Can meropenem (generic name) cause jaundice in patients, particularly those with pre-existing liver conditions or impaired renal function?

Can Meropenem Cause Jaundice?

Yes, meropenem can cause jaundice through drug-induced liver injury, including severe cholestatic hepatitis and vanishing bile duct syndrome (VBDS), though this is a rare adverse effect.

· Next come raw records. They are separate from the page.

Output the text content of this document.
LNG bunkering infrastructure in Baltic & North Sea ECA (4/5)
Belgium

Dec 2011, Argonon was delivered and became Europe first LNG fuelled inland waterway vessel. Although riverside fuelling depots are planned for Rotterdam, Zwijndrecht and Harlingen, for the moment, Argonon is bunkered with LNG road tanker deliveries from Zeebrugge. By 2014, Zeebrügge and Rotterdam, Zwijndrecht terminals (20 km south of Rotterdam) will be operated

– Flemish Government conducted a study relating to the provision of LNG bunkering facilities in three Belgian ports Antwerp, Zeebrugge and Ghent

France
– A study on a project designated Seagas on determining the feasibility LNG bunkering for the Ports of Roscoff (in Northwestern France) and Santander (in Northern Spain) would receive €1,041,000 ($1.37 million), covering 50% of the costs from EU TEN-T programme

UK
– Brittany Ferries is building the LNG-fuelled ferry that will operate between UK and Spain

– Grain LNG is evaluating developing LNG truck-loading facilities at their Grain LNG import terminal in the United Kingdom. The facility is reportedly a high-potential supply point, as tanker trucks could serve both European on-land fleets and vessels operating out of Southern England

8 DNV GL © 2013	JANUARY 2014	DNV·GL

Mechanism and Clinical Presentation

Meropenem-induced liver injury typically manifests as:

• Mixed hepatocellular and cholestatic pattern with jaundice and pruritus developing within 2-3 days to 3 weeks after initiation 1, 2, 3
• Vanishing bile duct syndrome (VBDS), a rare but potentially life-threatening complication characterized by progressive destruction and disappearance of intrahepatic bile ducts 2, 4
• Rapid onset: Elevated liver enzymes can appear within 48 hours of starting meropenem, with peak elevations occurring at 3-5 days 1, 3

Evidence Quality and Strength

The evidence consists of multiple case reports documenting meropenem-induced hepatotoxicity with jaundice 1, 2, 3, 4. While case reports represent lower-level evidence, the consistent pattern across multiple reports—including positive rechallenge cases where jaundice recurred upon meropenem reintroduction—strongly supports causality 3, 4. The Naranjo adverse drug reaction probability scale indicated a "probable relationship" (score of 6) between meropenem and VBDS in documented cases 2.

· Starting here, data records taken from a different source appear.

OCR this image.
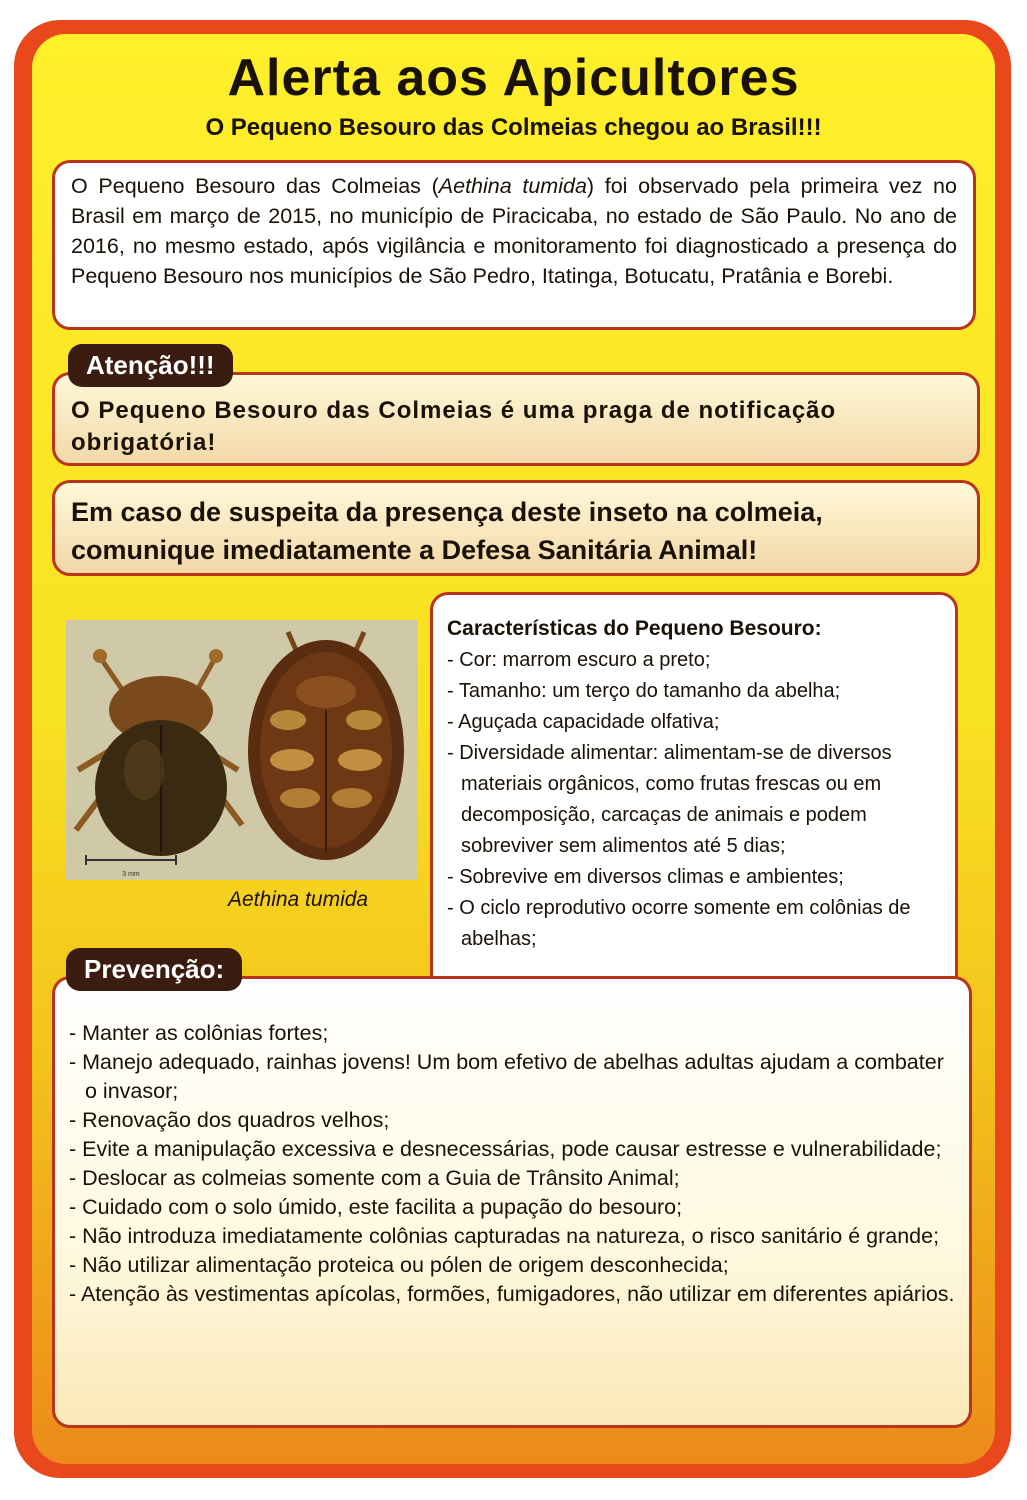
Alerta aos Apicultores
O Pequeno Besouro das Colmeias chegou ao Brasil!!!

O Pequeno Besouro das Colmeias (Aethina tumida) foi observado pela primeira vez no Brasil em março de 2015, no município de Piracicaba, no estado de São Paulo. No ano de 2016, no mesmo estado, após vigilância e monitoramento foi diagnosticado a presença do Pequeno Besouro nos municípios de São Pedro, Itatinga, Botucatu, Pratânia e Borebi.

O Pequeno Besouro das Colmeias é uma praga de notificação obrigatória!

Atenção!!!

Em caso de suspeita da presença deste inseto na colmeia, comunique imediatamente a Defesa Sanitária Animal!

3 mm
Aethina tumida
Características do Pequeno Besouro:
- Cor: marrom escuro a preto;
- Tamanho: um terço do tamanho da abelha;
- Aguçada capacidade olfativa;
- Diversidade alimentar: alimentam-se de diversos materiais orgânicos, como frutas frescas ou em decomposição, carcaças de animais e podem sobreviver sem alimentos até 5 dias;
- Sobrevive em diversos climas e ambientes;
- O ciclo reprodutivo ocorre somente em colônias de abelhas;
- Manter as colônias fortes;
- Manejo adequado, rainhas jovens! Um bom efetivo de abelhas adultas ajudam a combater o invasor;
- Renovação dos quadros velhos;
- Evite a manipulação excessiva e desnecessárias, pode causar estresse e vulnerabilidade;
- Deslocar as colmeias somente com a Guia de Trânsito Animal;
- Cuidado com o solo úmido, este facilita a pupação do besouro;
- Não introduza imediatamente colônias capturadas na natureza, o risco sanitário é grande;
- Não utilizar alimentação proteica ou pólen de origem desconhecida;
- Atenção às vestimentas apícolas, formões, fumigadores, não utilizar em diferentes apiários.
Prevenção:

Risk Factors and Special Populations

Renal impairment increases risk considerations:

• Meropenem is primarily eliminated renally (approximately 70% renal clearance), with 70% recovered unchanged in urine over 12 hours 5
• Renal dysfunction alters drug clearance predictably, though hepatotoxicity risk specifically in renal impairment is not well-characterized 5

Hepatic impairment:

• Baseline hepatic functional impairment does not alter meropenem disposition and no dosing adjustments are required 5
• However, pre-existing liver disease may complicate recognition of drug-induced injury

Context from general jaundice epidemiology:

• Drug-induced liver injury accounts for 0.5-7% of severe jaundice cases depending on the clinical setting 6
• Medication toxicity is recognized as one of the four most common causes of jaundice in the United States 6

Clinical Recognition and Management

Monitor for these specific findings:

• Jaundice with pruritus appearing within days to weeks of meropenem initiation 1, 2
• Elevated transaminases (ALT >1000 U/L documented), alkaline phosphatase, and bilirubin 3
• Mixed hepatocellular/cholestatic pattern on liver function tests 1, 2, 3

Diagnostic approach:

• Exclude other causes of cholestasis including biliary obstruction, infectious etiologies, and autoimmune conditions 2, 4
• Consider liver biopsy if cholestasis persists despite drug discontinuation to evaluate for VBDS 2

Management algorithm:

• Immediately discontinue meropenem upon suspicion of drug-induced liver injury 1, 2, 3, 4
• Symptomatic and laboratory improvement typically occurs within days to weeks after cessation 1, 4
• Do not rechallenge with meropenem if drug-induced liver injury is confirmed 3, 4
• Switch to alternative antibiotic therapy (e.g., ciprofloxacin, other non-carbapenem agents) 4

Critical Pitfalls

Delayed recognition: The rapid onset (within 48 hours possible) requires high clinical suspicion when liver enzymes rise shortly after meropenem initiation 3.

Rechallenge risk: Documented cases show immediate recurrence of liver injury upon meropenem reintroduction, with even more severe elevations 3, 4. Avoid rechallenge once drug-induced injury is suspected.

VBDS consideration: Persistent cholestasis beyond several weeks after drug discontinuation should prompt evaluation for VBDS, which may require months for resolution and carries significant morbidity 2, 4.

Cross-reactivity: Beta-lactam cross-reactivity for hepatotoxicity has been documented, suggesting caution with other carbapenems if meropenem-induced liver injury occurs 3.